Opinión

Que viva Raúl del Pozo (y el vino)

Rafael M. Martos | Miércoles 11 de marzo de 2026
A los 89 años, se ha marchado el último bucardo del periodismo. En Madrid, esa ciudad que él bautizó como su "Samarcanda" particular y donde ha dejado huella en más de medio siglo de oficio, ha muerto Raúl del Pozo. Se va un cronista que no necesitaba de la condescendencia del poder para brillar, alguien que entendía que el oficio no consiste en ser el eco de una nota de prensa, sino en poseer una biografía que pese más que el currículum.

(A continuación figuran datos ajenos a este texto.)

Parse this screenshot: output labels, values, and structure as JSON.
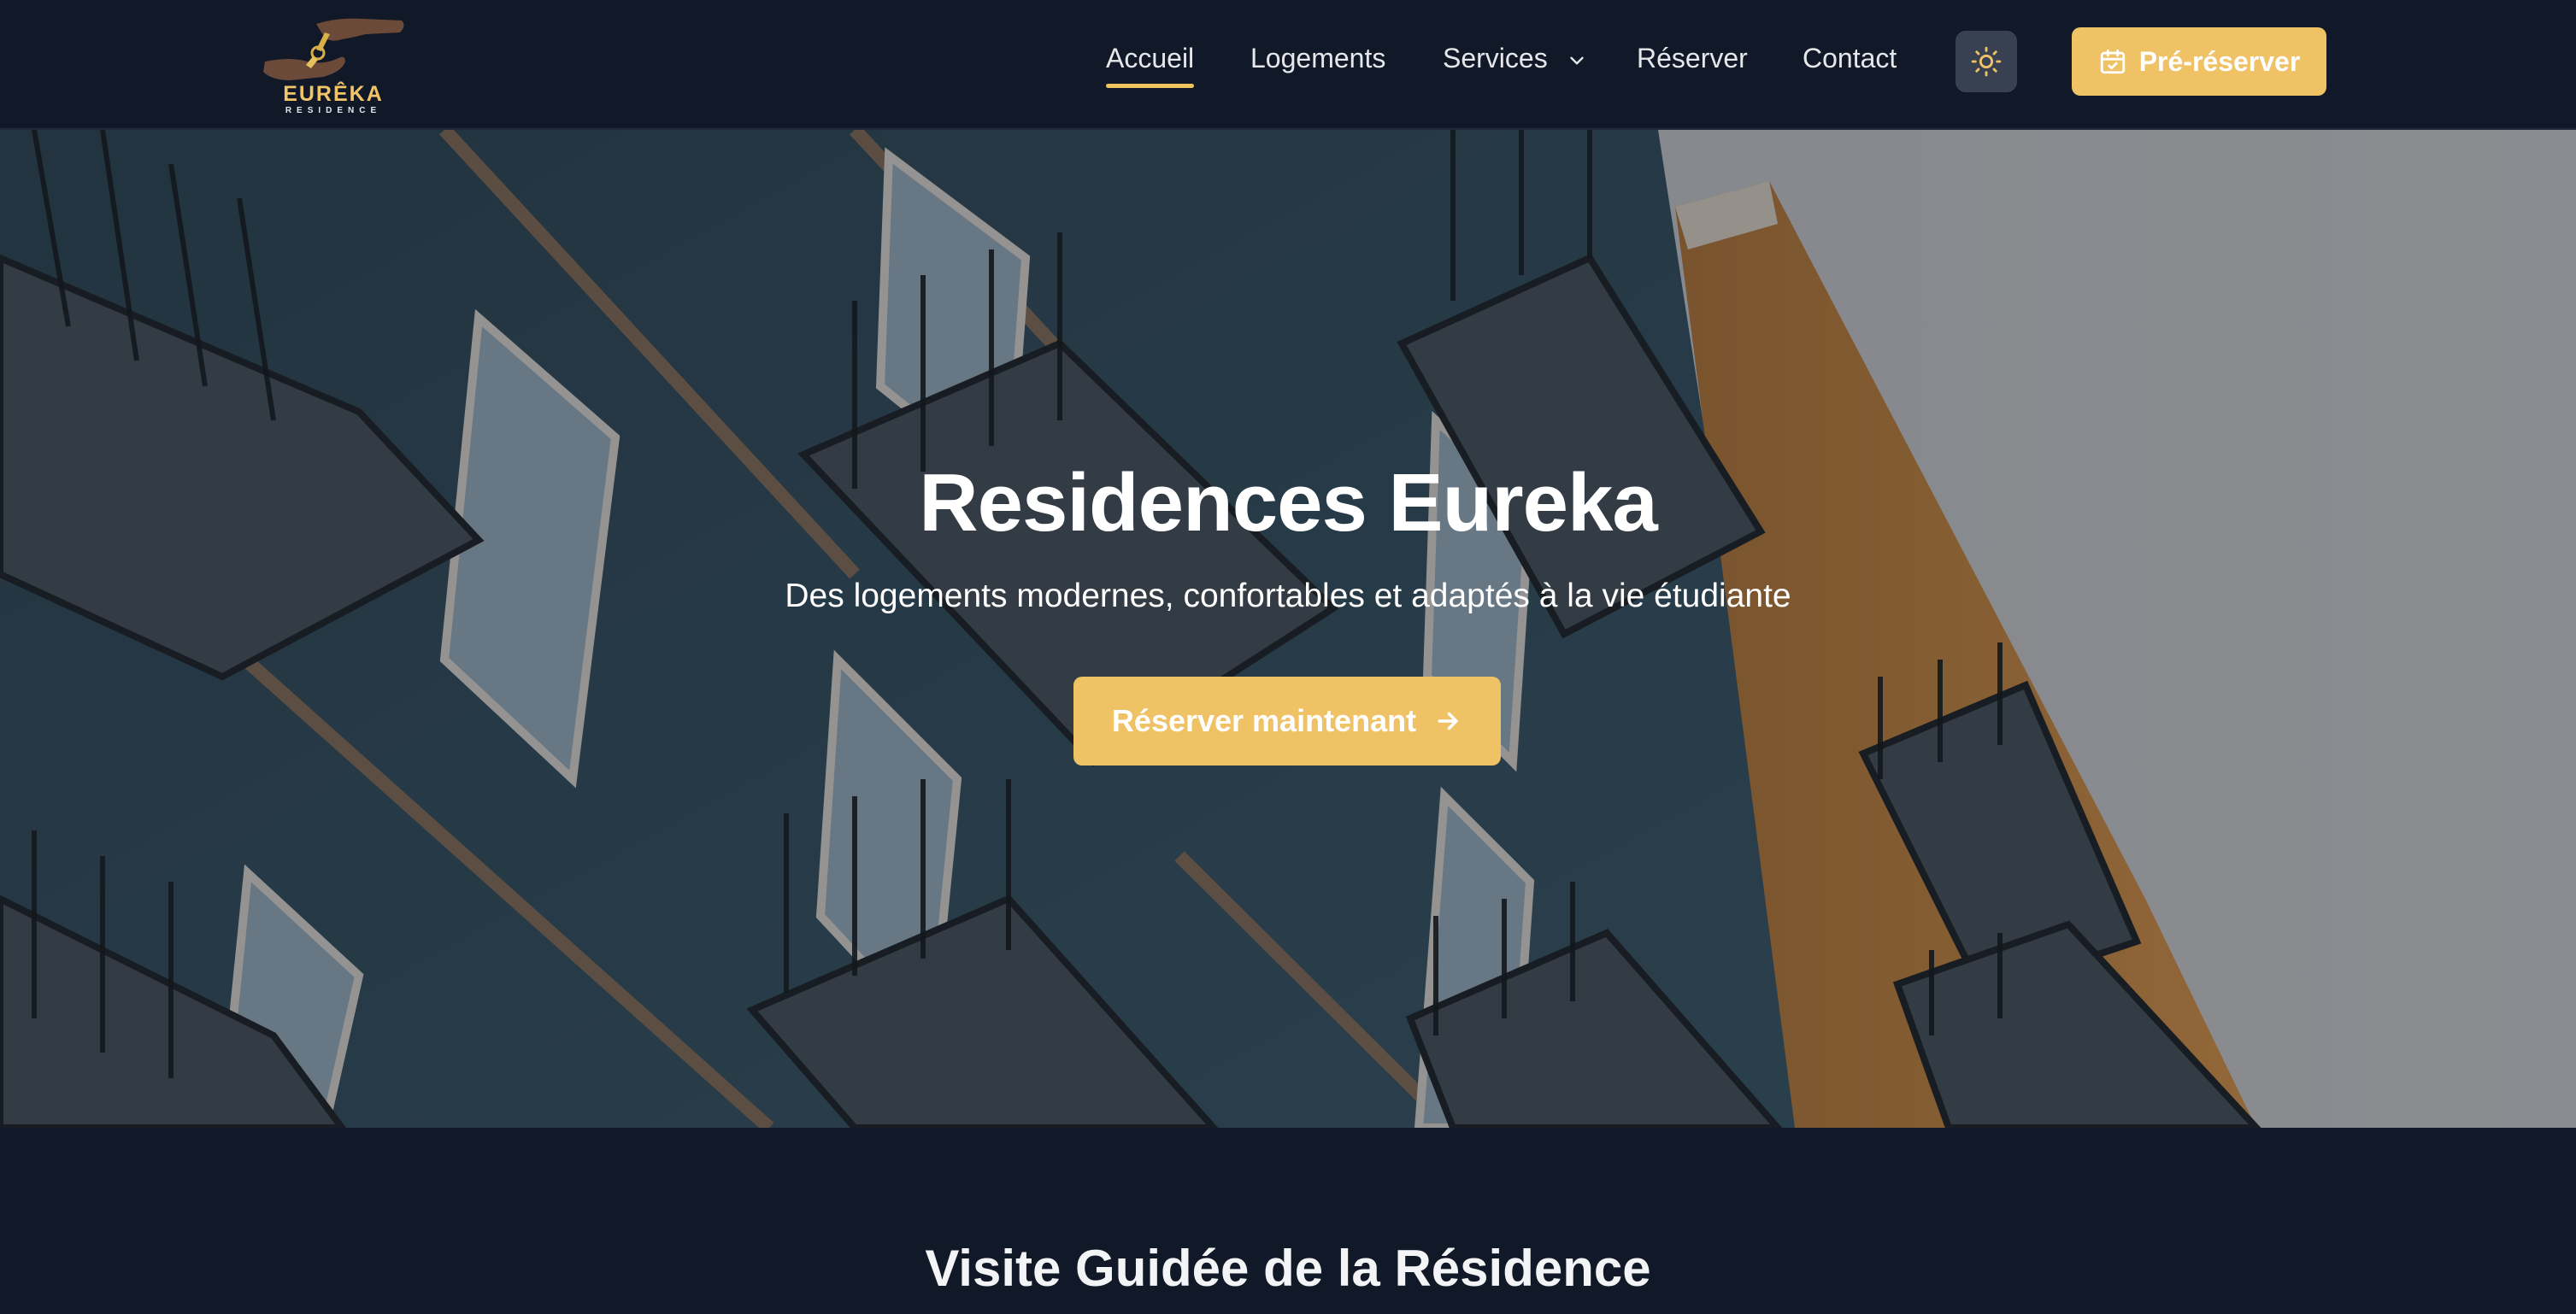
{
  "brand": {
    "name": "EURÊKA",
    "tagline": "RESIDENCE"
  },
  "nav": {
    "items": [
      {
        "label": "Accueil",
        "active": true
      },
      {
        "label": "Logements",
        "active": false
      },
      {
        "label": "Services",
        "active": false,
        "has_dropdown": true
      },
      {
        "label": "Réserver",
        "active": false
      },
      {
        "label": "Contact",
        "active": false
      }
    ],
    "theme_toggle_icon": "sun-icon",
    "prebook_label": "Pré-réserver",
    "prebook_icon": "calendar-check-icon"
  },
  "hero": {
    "title": "Residences Eureka",
    "subtitle": "Des logements modernes, confortables et adaptés à la vie étudiante",
    "cta_label": "Réserver maintenant",
    "cta_icon": "arrow-right-icon"
  },
  "tour": {
    "title": "Visite Guidée de la Résidence"
  },
  "colors": {
    "background": "#111827",
    "accent": "#f0c266",
    "text": "#e5e7eb"
  }
}
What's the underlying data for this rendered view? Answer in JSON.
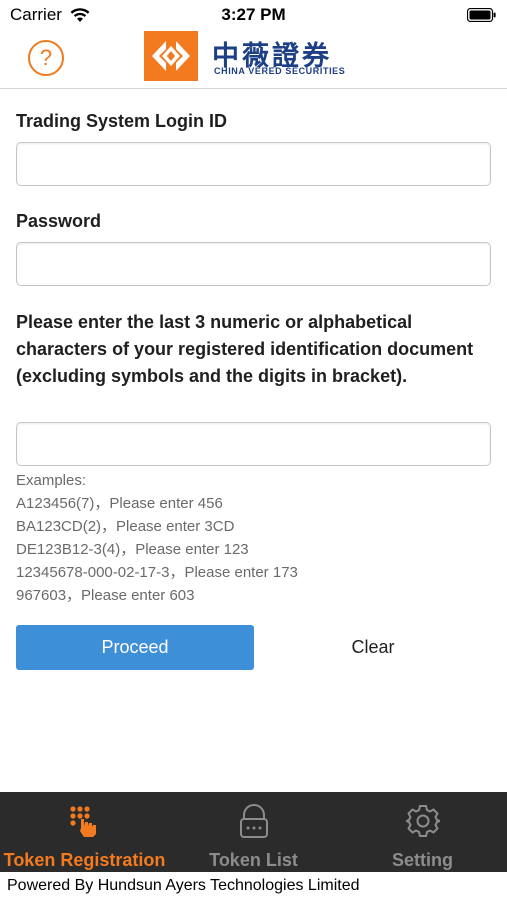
{
  "status_bar": {
    "carrier": "Carrier",
    "time": "3:27 PM",
    "wifi_icon": "wifi-icon",
    "battery_icon": "battery-icon"
  },
  "header": {
    "help_icon": "question-icon",
    "help_label": "?",
    "brand_cn": "中薇證券",
    "brand_en": "CHINA VĔRED SECURITIES"
  },
  "form": {
    "login_label": "Trading System Login ID",
    "login_value": "",
    "password_label": "Password",
    "password_value": "",
    "instructions": "Please enter the last 3 numeric or alphabetical characters of your registered identification document (excluding symbols and the digits in bracket).",
    "id_value": "",
    "examples": [
      "Examples:",
      "A123456(7)，Please enter 456",
      "BA123CD(2)，Please enter 3CD",
      "DE123B12-3(4)，Please enter 123",
      "12345678-000-02-17-3，Please enter 173",
      "967603，Please enter 603"
    ],
    "proceed_label": "Proceed",
    "clear_label": "Clear"
  },
  "tabs": [
    {
      "label": "Token Registration",
      "icon": "keypad-hand-icon",
      "active": true
    },
    {
      "label": "Token List",
      "icon": "lock-icon",
      "active": false
    },
    {
      "label": "Setting",
      "icon": "gear-icon",
      "active": false
    }
  ],
  "footer": {
    "text": "Powered By Hundsun Ayers Technologies Limited"
  },
  "colors": {
    "accent": "#f47a20",
    "button_blue": "#3d8fd7",
    "brand_blue": "#1d3f86",
    "tab_bar_bg": "#2b2b2b"
  }
}
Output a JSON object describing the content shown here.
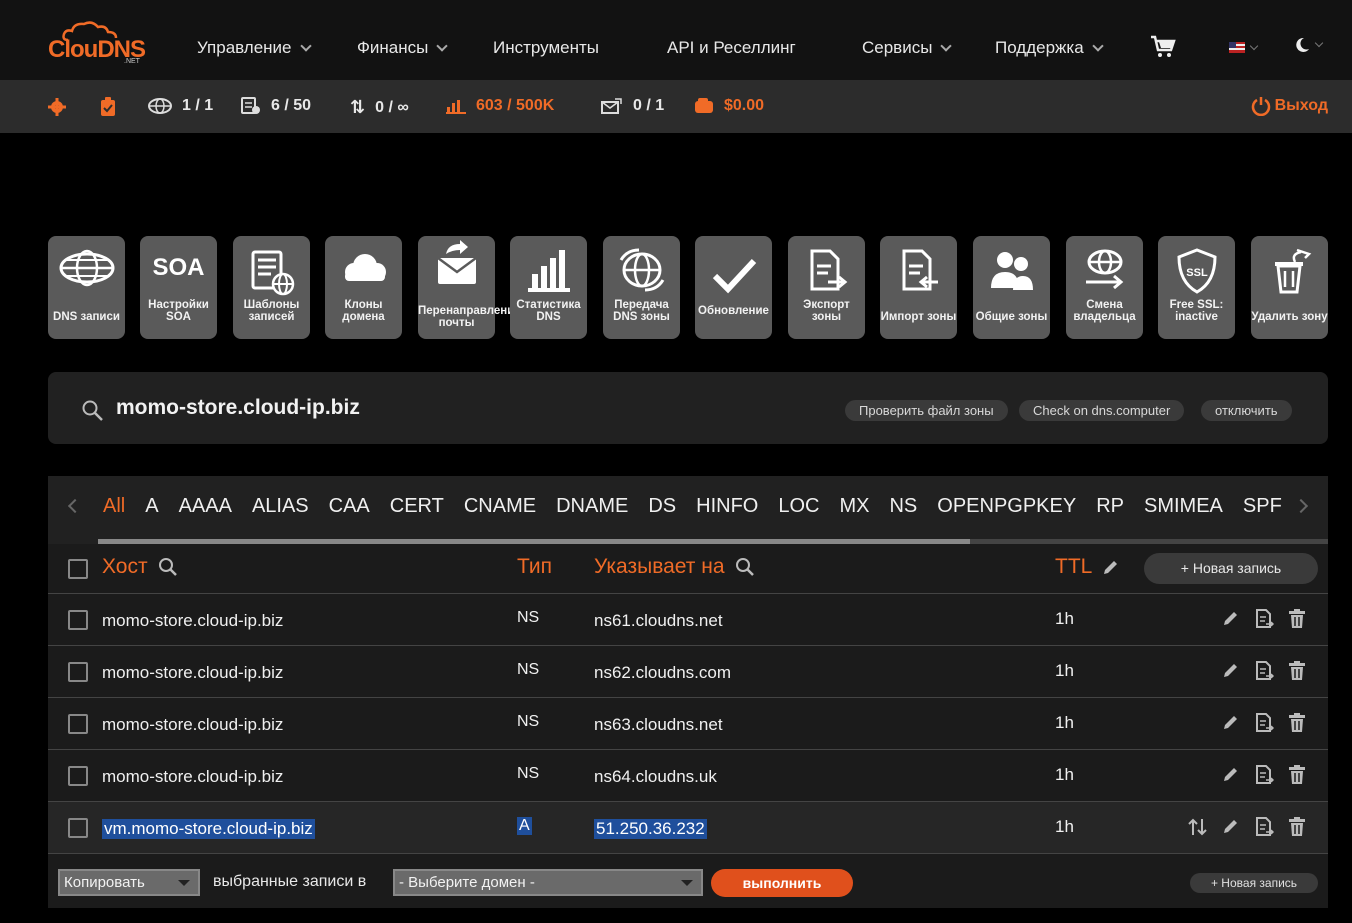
{
  "header": {
    "logo_text": "ClouDNS",
    "logo_sub": ".NET",
    "nav": [
      {
        "label": "Управление"
      },
      {
        "label": "Финансы"
      },
      {
        "label": "Инструменты"
      },
      {
        "label": "API и Реселлинг"
      },
      {
        "label": "Сервисы"
      },
      {
        "label": "Поддержка"
      }
    ]
  },
  "stats": {
    "zones": "1 / 1",
    "records": "6 / 50",
    "transfers": "0 / ∞",
    "queries": "603 / 500K",
    "mail": "0 / 1",
    "balance": "$0.00",
    "exit": "Выход"
  },
  "tiles": [
    {
      "label": "DNS записи",
      "icon": "globe-icon"
    },
    {
      "label": "Настройки SOA",
      "icon": "soa-icon",
      "icon_text": "SOA"
    },
    {
      "label": "Шаблоны записей",
      "icon": "template-icon"
    },
    {
      "label": "Клоны домена",
      "icon": "clouds-icon"
    },
    {
      "label": "Перенаправление почты",
      "icon": "mail-forward-icon"
    },
    {
      "label": "Статистика DNS",
      "icon": "bar-chart-icon"
    },
    {
      "label": "Передача DNS зоны",
      "icon": "globe-transfer-icon"
    },
    {
      "label": "Обновление",
      "icon": "check-icon"
    },
    {
      "label": "Экспорт зоны",
      "icon": "export-icon"
    },
    {
      "label": "Импорт зоны",
      "icon": "import-icon"
    },
    {
      "label": "Общие зоны",
      "icon": "users-icon"
    },
    {
      "label": "Смена владельца",
      "icon": "owner-change-icon"
    },
    {
      "label": "Free SSL: inactive",
      "icon": "ssl-icon",
      "icon_text": "SSL"
    },
    {
      "label": "Удалить зону",
      "icon": "trash-icon"
    }
  ],
  "zone": {
    "name": "momo-store.cloud-ip.biz",
    "actions": [
      "Проверить файл зоны",
      "Check on dns.computer",
      "отключить"
    ]
  },
  "record_types": [
    "All",
    "A",
    "AAAA",
    "ALIAS",
    "CAA",
    "CERT",
    "CNAME",
    "DNAME",
    "DS",
    "HINFO",
    "LOC",
    "MX",
    "NS",
    "OPENPGPKEY",
    "RP",
    "SMIMEA",
    "SPF"
  ],
  "active_type": "All",
  "table": {
    "headers": {
      "host": "Хост",
      "type": "Тип",
      "points_to": "Указывает на",
      "ttl": "TTL"
    },
    "new_record": "+ Новая запись",
    "rows": [
      {
        "host": "momo-store.cloud-ip.biz",
        "type": "NS",
        "value": "ns61.cloudns.net",
        "ttl": "1h"
      },
      {
        "host": "momo-store.cloud-ip.biz",
        "type": "NS",
        "value": "ns62.cloudns.com",
        "ttl": "1h"
      },
      {
        "host": "momo-store.cloud-ip.biz",
        "type": "NS",
        "value": "ns63.cloudns.net",
        "ttl": "1h"
      },
      {
        "host": "momo-store.cloud-ip.biz",
        "type": "NS",
        "value": "ns64.cloudns.uk",
        "ttl": "1h"
      },
      {
        "host": "vm.momo-store.cloud-ip.biz",
        "type": "A",
        "value": "51.250.36.232",
        "ttl": "1h"
      }
    ]
  },
  "bulk": {
    "action_select": "Копировать",
    "middle_text": "выбранные записи в",
    "domain_select": "- Выберите домен -",
    "run_button": "выполнить",
    "new_record_small": "+ Новая запись"
  },
  "colors": {
    "accent": "#f06b27",
    "tile_bg": "#5a5a5a",
    "selection": "#1f4f9c"
  }
}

Lo descubrí, como tantos otros, a través de las ondas de la radio antes de quedar irremediablemente enganchado a sus columnas. Había en su estilo una sobriedad tajante, un dominio del castellano que solo un castellano de cepa —de esos que parecen tallados en piedra— puede permitirse. Manejaba el idioma con la precisión de un cirujano y la ironía de un boticario de pueblo, huyendo de esa cursilería que hoy inunda los medios del Estado. Resulta casi una ironía poética que este maestro del columnismo diera sus primeros pasos en Mundo Obrero, en la trinchera del papel clandestino y la mística comunista, donde Raúl del Pozo empezó a afilar una pluma que luego pasaría por cabeceras míticas como Pueblo, bajo la tutela de Emilio Romero, o el diario El Mundo, donde heredó la icónica contraportada de manos de otro gigante, Francisco Umbral.
Mientras en la Comunidad Autónoma de Andalucía nos acostumbramos a menudo a un discurso institucional plano y previsible, Raúl del Pozo representaba la resistencia del adjetivo exacto. Su trayectoria es el recordatorio de que se puede venir de lo más profundo de la ideología para acabar siendo el notario de la realidad de un Estado, España, que siempre le pareció un espectáculo tan fascinante como decadente. No era solo un esteta; era un periodista de raza, ganador del Premio González-Ruano y del Premio Mariano de Cavia, cuyo legado no es una colección de anécdotas, sino una radiografía política de más de medio siglo de historia compartida.
Su faceta literaria no era menos rotunda que su periodismo. Sumergirse en títulos como No es elegante matar a una mujer descalza se disfruta como un whisky después de una jornada en la redacción cargada de intensidad: es un trago seco, con cuerpo y que deja un regusto de verdad cruda. En obras como El recluta, demostró que su capacidad narrativa iba mucho más allá de la urgencia del cierre de edición, construyendo mundos con la misma solvencia con la que diseccionaba un consejo de ministros.
​Se nos ha muerto el hombre que mejor sabía que el periodismo, si no molesta un poco, es solo propaganda. Su salida de escena deja un vacío en las mañanas de Carlos Alsina en Onda Cero, donde su voz era el contrapunto necesario a la corrección política que nos asfixia. Nos queda su obra y esa sensación de que, con su marcha, el periodismo pierde su último ejemplar de una especie que ya no se fabrica. Quizás ahora, en su verdadera Samarcanda eterna, siga buscando la palabra perfecta para definir el esperpento que dejamos aquí abajo.